Alan estaba abatido. Aquella noche había perdido trescientos créditos. Le parecía que sus torpes dedos jamás sabrían hacer las combinaciones con bastante rapidez. Él, como Steve, había nacido para perder. Nunca llegaría a adquirir la destreza que exigía el oficio de tahúr.
—Me alegro de verle tan optimista, Hawkes. Si no le importa perder dinero…
—Algún día ganarás el doble para mí. He hecho una apuesta de cinco contra uno a que antes del otoño serás jugador de la categoría B.
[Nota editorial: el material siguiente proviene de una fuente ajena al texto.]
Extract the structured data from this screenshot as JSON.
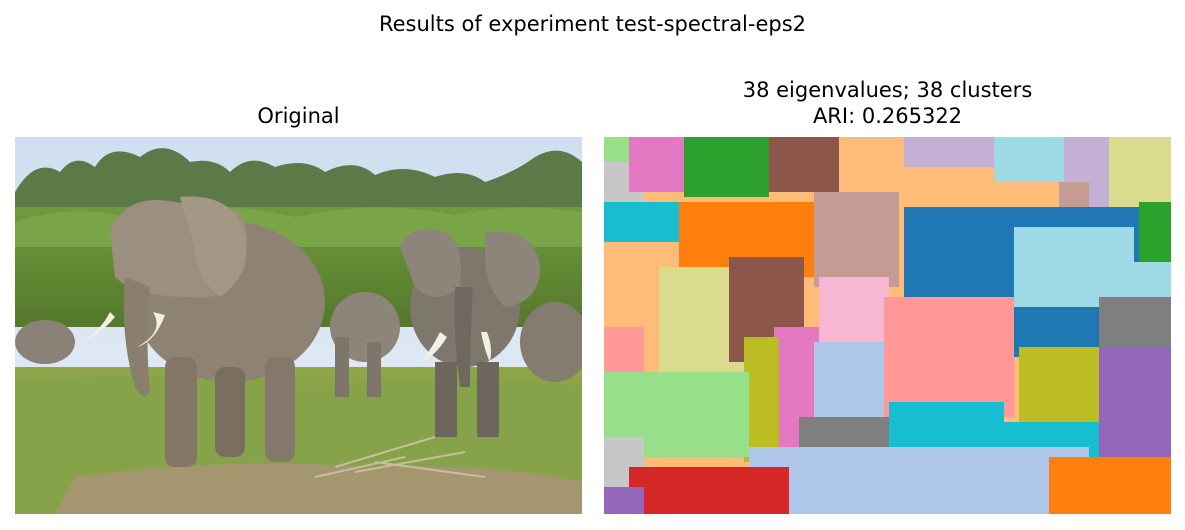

Alan lo dudaba. Para ser jugador de la categoría B había que ganar por término medio doscientos créditos cada noche durante diez días seguidos, o tres mil en un mes. Y eso parecía cosa imposible. Pero, como de costumbre, Hawkes ganó la apuesta. En los meses de mayo y junio mejoró la suerte de Alan. A principios de julio ganó algunas jugadas fuertes, y se oyeron rumores de protesta cada vez que fue a la banca a cobrar. Aquella noche volvió a casa con seiscientos créditos de ganancia. Hawkes abrió un cajón y sacó de él una esbelta pistola que disparaba neutrinos.
—Será mejor que lleves esto encima de aquí en adelante, Alan.
—¿Para qué?
—Para defenderte. Empiezan a fijarse en lo que haces. Se habla mucho de ti. Saben que cada noche vuelves a casa con dinero en el bolsillo.